Они оказались в просторном светлом помещении, посередине которого находился большой, похожий на операционный, стол. У стола сидела Марина в ослепительно белом халате и в ослепительно белой нейлоновой шапочке. Не обращая внимания на вошедших, она возилась с палитрой, подбирая подходящий грим.

Кореянка Хо сидела неподалеку на стуле возле наклонной лежанки, на которой величественно покоился мертвый старик. Кореянка Хо энергично намыливала старику щеки.

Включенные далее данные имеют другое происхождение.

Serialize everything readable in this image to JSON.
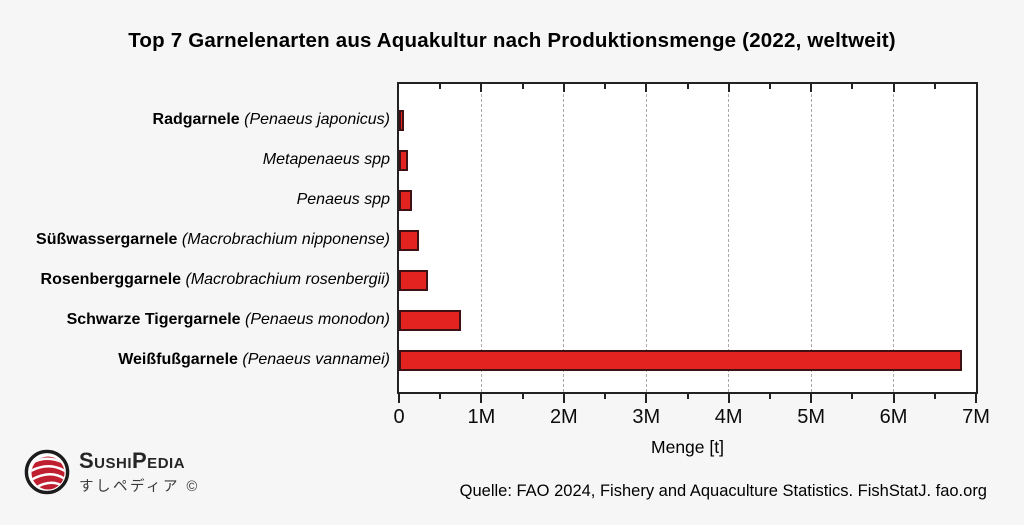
{
  "title": "Top 7 Garnelenarten aus Aquakultur nach Produktionsmenge (2022, weltweit)",
  "chart_data": {
    "type": "bar",
    "orientation": "horizontal",
    "title": "Top 7 Garnelenarten aus Aquakultur nach Produktionsmenge (2022, weltweit)",
    "xlabel": "Menge [t]",
    "unit": "t",
    "xlim": [
      0,
      7000000
    ],
    "x_tick_labels": [
      "0",
      "1M",
      "2M",
      "3M",
      "4M",
      "5M",
      "6M",
      "7M"
    ],
    "x_major_tick_step": 1000000,
    "x_minor_tick_step": 500000,
    "grid": "vertical dashed gridlines at major ticks",
    "legend": "none",
    "categories": [
      {
        "label_bold": "Radgarnele",
        "label_italic": "Penaeus japonicus",
        "parenthesized": true,
        "value": 55000
      },
      {
        "label_bold": "",
        "label_italic": "Metapenaeus spp",
        "parenthesized": false,
        "value": 115000
      },
      {
        "label_bold": "",
        "label_italic": "Penaeus spp",
        "parenthesized": false,
        "value": 160000
      },
      {
        "label_bold": "Süßwassergarnele",
        "label_italic": "Macrobrachium nipponense",
        "parenthesized": true,
        "value": 240000
      },
      {
        "label_bold": "Rosenberggarnele",
        "label_italic": "Macrobrachium rosenbergii",
        "parenthesized": true,
        "value": 350000
      },
      {
        "label_bold": "Schwarze Tigergarnele",
        "label_italic": "Penaeus monodon",
        "parenthesized": true,
        "value": 755000
      },
      {
        "label_bold": "Weißfußgarnele",
        "label_italic": "Penaeus vannamei",
        "parenthesized": true,
        "value": 6830000
      }
    ],
    "colors": {
      "bar_fill": "#e32320",
      "bar_border": "#3f1014",
      "grid": "#ababab",
      "frame": "#222222",
      "background": "#f6f6f6",
      "plot_background": "#ffffff"
    }
  },
  "footer": {
    "source": "Quelle: FAO 2024, Fishery and Aquaculture Statistics. FishStatJ. fao.org"
  },
  "logo": {
    "brand": "SushiPedia",
    "subtitle": "すしペディア ©",
    "icon": "sushi-roll-icon",
    "icon_color": "#bf1f2e"
  }
}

Возле огромного окна, из которого открывался вид на пыльный пригородный пейзаж, за столом сидела женщина с высокой замысловатой прической, состоявшей из уложенных друг на друга соломенных змей, из под которых выбивались искусно растрепанные пряди. Это была Стелла Игнатьевна, сорокалетняя заведующая отделом. Занавески на окне были отодвинуты и заткнуты за водопроводные трубы, жаркое солнце золотым краем отделяло заведующую от прохладной полутени помещения. Перед Стеллой Игнатьевной стояло большое вогнутое зеркало. Увеличенное в несколько раз отражение ее лица, состояло, казалось, из сплошных пор, комочков пудры прилипших к волоскам под ухом и складок, в которых грим отошел и приоткрыл полосочку блестящей кожи. Хромированным медицинским пинцетом Стелла Игнатьевна выщипывала брови. Выщипанные волоски она складывала на бумажную медицинскую салфетку. Она обернулась на стук дверей.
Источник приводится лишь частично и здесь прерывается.